Everything you always wanted to know about Michael Jackson, Diane Sawyer wasn't afraid to ask. Sawyer kept asking and Jackson kept answering last night on a special edition of ABC's "PrimeTime Live" that marked the first time Jackson and wife Lisa Marie Presley sat down together for a chat on live TV.

Yes, they do sleep together, said -- in fact, insisted -- Presley in the last quarter of the hour. "Do we have sex?" she asked, anticipating Sawyer's question. "Yes, yes, yes," Presley replied. Sawyer got around the onus of asking such a tabloidy question by playing taped sound bites from Jackson fans who said it was the thing they most wanted to know.

Earlier, Sawyer asked Jackson very tough questions about rumors that he sexually molested a 13-year-old boy whose silence reportedly was bought with a multi-million-dollar payment to the boy's parents. "Never, ever," Jackson said of the allegations. "I could never harm a child. . . . I'm not even interested in that." How much money was paid to settle the civil suit? "The terms of the agreement are very confidential," Jackson said.

He also said all kinds of children sleep in his room, and when Sawyer tried to get him to promise there'd be no more sleep-overs, he declined: "It's all moral and it's all pure," he said.
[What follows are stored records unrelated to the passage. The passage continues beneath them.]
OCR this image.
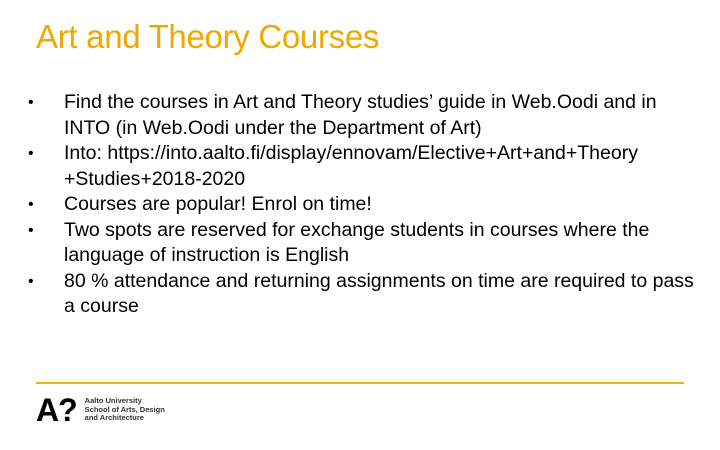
Art and Theory Courses
• Find the courses in Art and Theory studies’ guide in Web.Oodi and in INTO (in Web.Oodi under the Department of Art)
• Into: https://into.aalto.fi/display/ennovam/Elective+Art+and+Theory+Studies+2018-2020
• Courses are popular! Enrol on time!
• Two spots are reserved for exchange students in courses where the language of instruction is English
• 80 % attendance and returning assignments on time are required to pass a course
A? Aalto University
School of Arts, Design
and Architecture
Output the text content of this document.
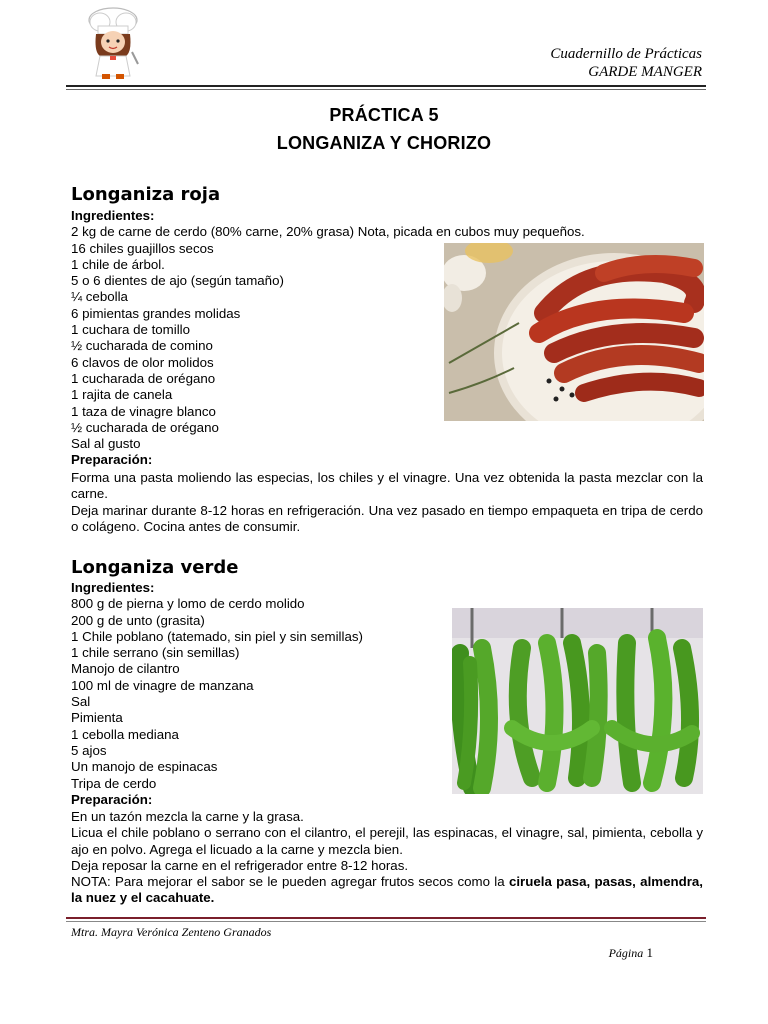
Cuadernillo de Prácticas
GARDE MANGER
PRÁCTICA 5
LONGANIZA Y CHORIZO
Longaniza roja
Ingredientes:
2 kg de carne de cerdo (80% carne, 20% grasa) Nota, picada en cubos muy pequeños.
16 chiles guajillos secos
1 chile de árbol.
5 o 6 dientes de ajo (según tamaño)
¼ cebolla
6 pimientas grandes molidas
1 cuchara de tomillo
½ cucharada de comino
6 clavos de olor molidos
1 cucharada de orégano
1 rajita de canela
1 taza de vinagre blanco
½ cucharada de orégano
Sal al gusto
Preparación:
Forma una pasta moliendo las especias, los chiles y el vinagre. Una vez obtenida la pasta mezclar con la carne.
Deja marinar durante 8-12 horas en refrigeración. Una vez pasado en tiempo empaqueta en tripa de cerdo o colágeno. Cocina antes de consumir.
Longaniza verde
Ingredientes:
800 g de pierna y lomo de cerdo molido
200 g de unto (grasita)
1 Chile poblano (tatemado, sin piel y sin semillas)
1 chile serrano (sin semillas)
Manojo de cilantro
100 ml de vinagre de manzana
Sal
Pimienta
1 cebolla mediana
5 ajos
Un manojo de espinacas
Tripa de cerdo
Preparación:
En un tazón mezcla la carne y la grasa.
Licua el chile poblano o serrano con el cilantro, el perejil, las espinacas, el vinagre, sal, pimienta, cebolla y ajo en polvo. Agrega el licuado a la carne y mezcla bien.
Deja reposar la carne en el refrigerador entre 8-12 horas.
NOTA: Para mejorar el sabor se le pueden agregar frutos secos como la ciruela pasa, pasas, almendra, la nuez y el cacahuate.
Mtra. Mayra Verónica Zenteno Granados
Página 1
Presley said children love Michael so much they even follow him into the bathroom.

Sawyer didn't merely gloss over the myriad sordid tales about Jackson and his bedroom activities. She spent most of the first half of the interview on them. This was obviously to dispel suspicions that she'd be lobbing softballs so that the program would make a nice polite plug for Jackson's forthcoming album. Well, she didn't lob softballs, but a nice, polite plug is still pretty much what it was.
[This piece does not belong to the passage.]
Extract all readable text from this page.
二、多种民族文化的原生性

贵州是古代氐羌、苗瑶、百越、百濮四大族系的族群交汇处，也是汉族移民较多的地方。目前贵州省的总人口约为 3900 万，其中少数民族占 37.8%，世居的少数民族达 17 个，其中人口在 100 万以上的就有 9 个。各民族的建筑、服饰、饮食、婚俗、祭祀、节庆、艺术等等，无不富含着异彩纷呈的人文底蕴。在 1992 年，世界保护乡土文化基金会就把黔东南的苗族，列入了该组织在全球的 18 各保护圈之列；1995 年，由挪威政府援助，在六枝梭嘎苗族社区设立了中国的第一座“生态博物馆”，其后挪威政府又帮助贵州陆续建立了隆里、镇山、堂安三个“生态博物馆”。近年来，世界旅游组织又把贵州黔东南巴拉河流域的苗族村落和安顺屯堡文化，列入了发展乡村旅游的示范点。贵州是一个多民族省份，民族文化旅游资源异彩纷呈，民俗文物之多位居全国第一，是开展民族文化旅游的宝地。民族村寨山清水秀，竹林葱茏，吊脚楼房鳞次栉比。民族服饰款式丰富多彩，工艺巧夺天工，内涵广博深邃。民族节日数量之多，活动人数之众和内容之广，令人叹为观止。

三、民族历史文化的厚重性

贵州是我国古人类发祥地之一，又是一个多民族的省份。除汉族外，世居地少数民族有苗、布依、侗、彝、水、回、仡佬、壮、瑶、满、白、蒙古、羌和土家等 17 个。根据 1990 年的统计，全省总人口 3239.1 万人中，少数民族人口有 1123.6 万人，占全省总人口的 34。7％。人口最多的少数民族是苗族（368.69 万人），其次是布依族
If only the networks would devote as much sober and somber air time to some of the great issues of the day as ABC devotes to Michael Jackson, first with an Oprah Winfrey interview and now with Sawyer's. Could we, perchance, perhaps, just possibly consider the case closed now and get on with our own miserable yet refreshingly normal little lives?

Presley seemed to want to speak much more than she was allowed. She came across as a rather chilly personality, hardly a blushing bride, at one point saying of the rumor that she is attempting to induct Jackson into Scientology, "It's crap." She also said people could "eat it" if they didn't believe what she and Jackson were saying about themselves.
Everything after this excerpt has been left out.